When asked to explain her performance in a particular scene (the episode 7 phone conversation between Sam Rockwell‘s Bob Fosse and Verdon), Williams admits that she has little idea of where the performance came from and explains how that informs her performance:
I have no idea what’s happening. I have absolutely no idea. I do all of this preparation and training and thinking and working, and then I don’t know what’s going to happen, which makes each day, to be totally honest with you, absolutely terrifying and excruciating in a way, because before each take, of each set up, with each scene, of each day, I don’t know what I’m going to do and I don’t know what is going to happen.
And so it’s a little bit like being pushed off a cliff and hoping that you learn how to fly every single time.

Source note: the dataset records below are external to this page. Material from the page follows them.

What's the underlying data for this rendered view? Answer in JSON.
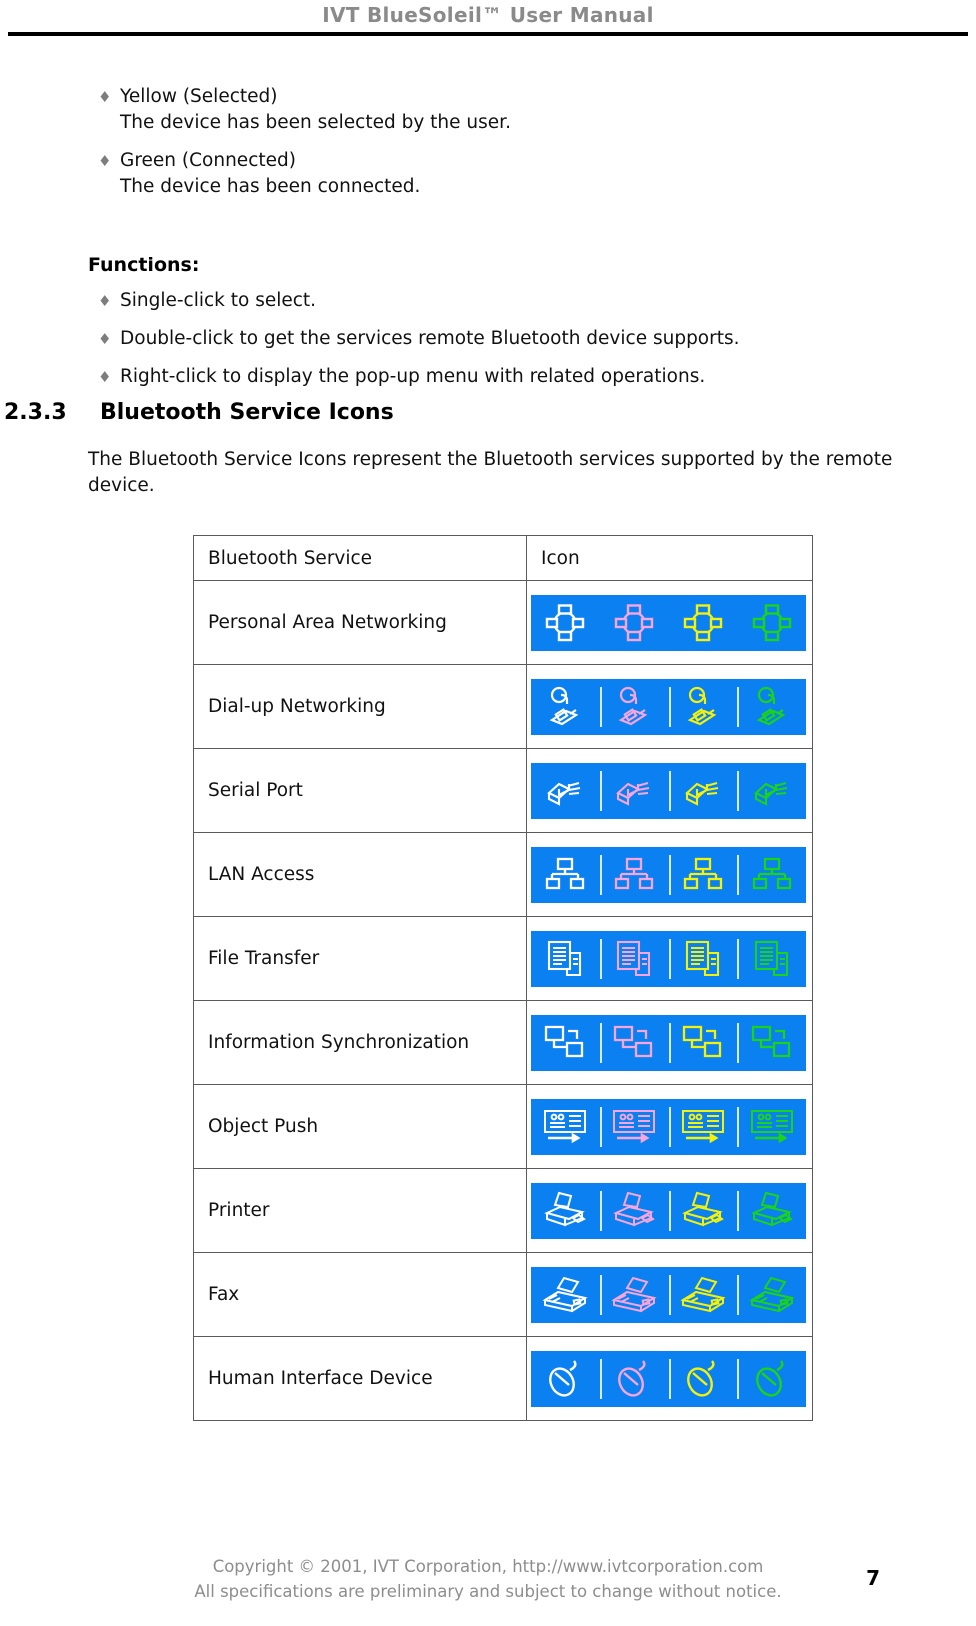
{
  "header": {
    "title": "IVT BlueSoleil™ User Manual"
  },
  "status_bullets": [
    {
      "marker": "♦",
      "line1": "Yellow (Selected)",
      "line2": "The device has been selected by the user."
    },
    {
      "marker": "♦",
      "line1": "Green (Connected)",
      "line2": "The device has been connected."
    }
  ],
  "functions": {
    "label": "Functions:",
    "items": [
      {
        "marker": "♦",
        "text": "Single-click to select."
      },
      {
        "marker": "♦",
        "text": "Double-click to get the services remote Bluetooth device supports."
      },
      {
        "marker": "♦",
        "text": "Right-click to display the pop-up menu with related operations."
      }
    ]
  },
  "section": {
    "number": "2.3.3",
    "title": "Bluetooth Service Icons",
    "paragraph": "The Bluetooth Service Icons represent the Bluetooth services supported by the remote device."
  },
  "table": {
    "columns": [
      "Bluetooth Service",
      "Icon"
    ],
    "icon_background": "#0b80f0",
    "icon_variants": [
      "#ffffff",
      "#f9a5dd",
      "#f2f20a",
      "#19d419"
    ],
    "rows": [
      {
        "service": "Personal Area Networking",
        "icon": "pan-icon"
      },
      {
        "service": "Dial-up Networking",
        "icon": "dialup-icon"
      },
      {
        "service": "Serial Port",
        "icon": "serial-port-icon"
      },
      {
        "service": "LAN Access",
        "icon": "lan-access-icon"
      },
      {
        "service": "File Transfer",
        "icon": "file-transfer-icon"
      },
      {
        "service": "Information Synchronization",
        "icon": "sync-icon"
      },
      {
        "service": "Object Push",
        "icon": "object-push-icon"
      },
      {
        "service": "Printer",
        "icon": "printer-icon"
      },
      {
        "service": "Fax",
        "icon": "fax-icon"
      },
      {
        "service": "Human Interface Device",
        "icon": "mouse-icon"
      }
    ]
  },
  "footer": {
    "line1": "Copyright © 2001, IVT Corporation, http://www.ivtcorporation.com",
    "line2": "All specifications are preliminary and subject to change without notice.",
    "page_number": "7"
  }
}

There is no knowing. I don’t ever know the precise path to get to the work. I just know that sometimes it opens up and that when I have experiences of it opening up more consistently, all I can do is bank on the past. I can’t anticipate the future.
I never know what’s coming. It got to the point where I started to refer to Gwen as her own entity, “She feels like this or she wants to do this.” It felt like somebody who sort of jumped in and out of me. She wasn’t me. She was outside of me, and then sometimes she would come into me and I would say, “Oh, she liked that,” or, “Wasn’t that funny when she was tapping her feet,” because I wouldn’t know exactly how she would manifest herself.
Because I don’t look at the monitor. I don’t look at photo stills. I don’t observe from the outside in any way whatsoever. I keep my connection internal and I really try and stay for her point of view as much as I possibly can.
In Fosse/Verdon, Williams needs to be a triple threat: she acts, sings, and dances. When asked by the interviewer if that amounted to her feeling like it was “insurmountable challenges” while filming, she responded:
Honestly, I think it feels like that every day. It feels like that every scene, every day, but it’s like doubt that’s also mixed with faith. You sort of have equal parts of both, but the doubt never goes away.
It’s ever-present. I would go so far as to say it’s before every single take. “I don’t know if I can do this, I don’t know exactly what I’m going to do, I don’t know how to do it, but I’m going to do it.”